Cooperative Control of Connected-Autonomous Electric Buses With Tradeoffs Between Energy Saving and Mobility

Journal article, 2024

— Due to limited mileage and high schedule constraints, electric buses need to maximize not only energy efficiency but also mobility flexibility, especially in lanes where multiple bus lines merge. Connected-autonomous electric buses (CAEBs) indeed reduce inter-vehicle gaps to minimize the impact of bus stops on road capacity, but lead to frequent acceleration and deceleration to ensure safety. Therefore, this paper regards the CAEBs in the merged lane of bus lines as a whole platoon to study the cooperative control algorithm aiming at the tradeoff between energy saving and mobility. Model predictive control and optimal control are combined to design CAEB control inputs where saturation inputs, safe inter-vehicle spacing constraints, and external disturbances are integrated.
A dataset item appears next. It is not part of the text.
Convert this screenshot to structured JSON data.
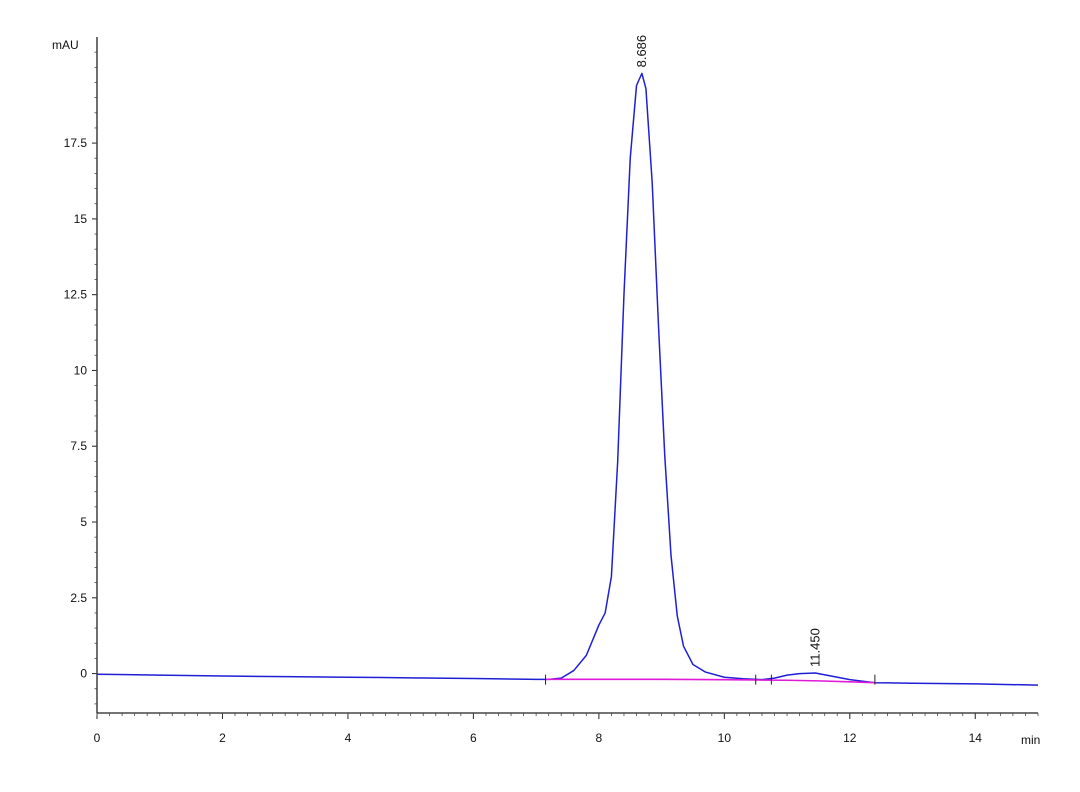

This paper finds sufficient conditions for the unique solution of the non-convex optimization objective caused by the higher-order energy terms. In addition, this paper proves the semi-negative characterization of the symmetry matrix of higher-order energy terms to realize the asymptotic stability of CAEB platoons. Comparative simulations show that the cooperative control algorithm effectively trades off mobility and energy consumption even in emergency scenarios, and achieves a 25% reduction in energy consumption with only a 2.2% reduction in mobility.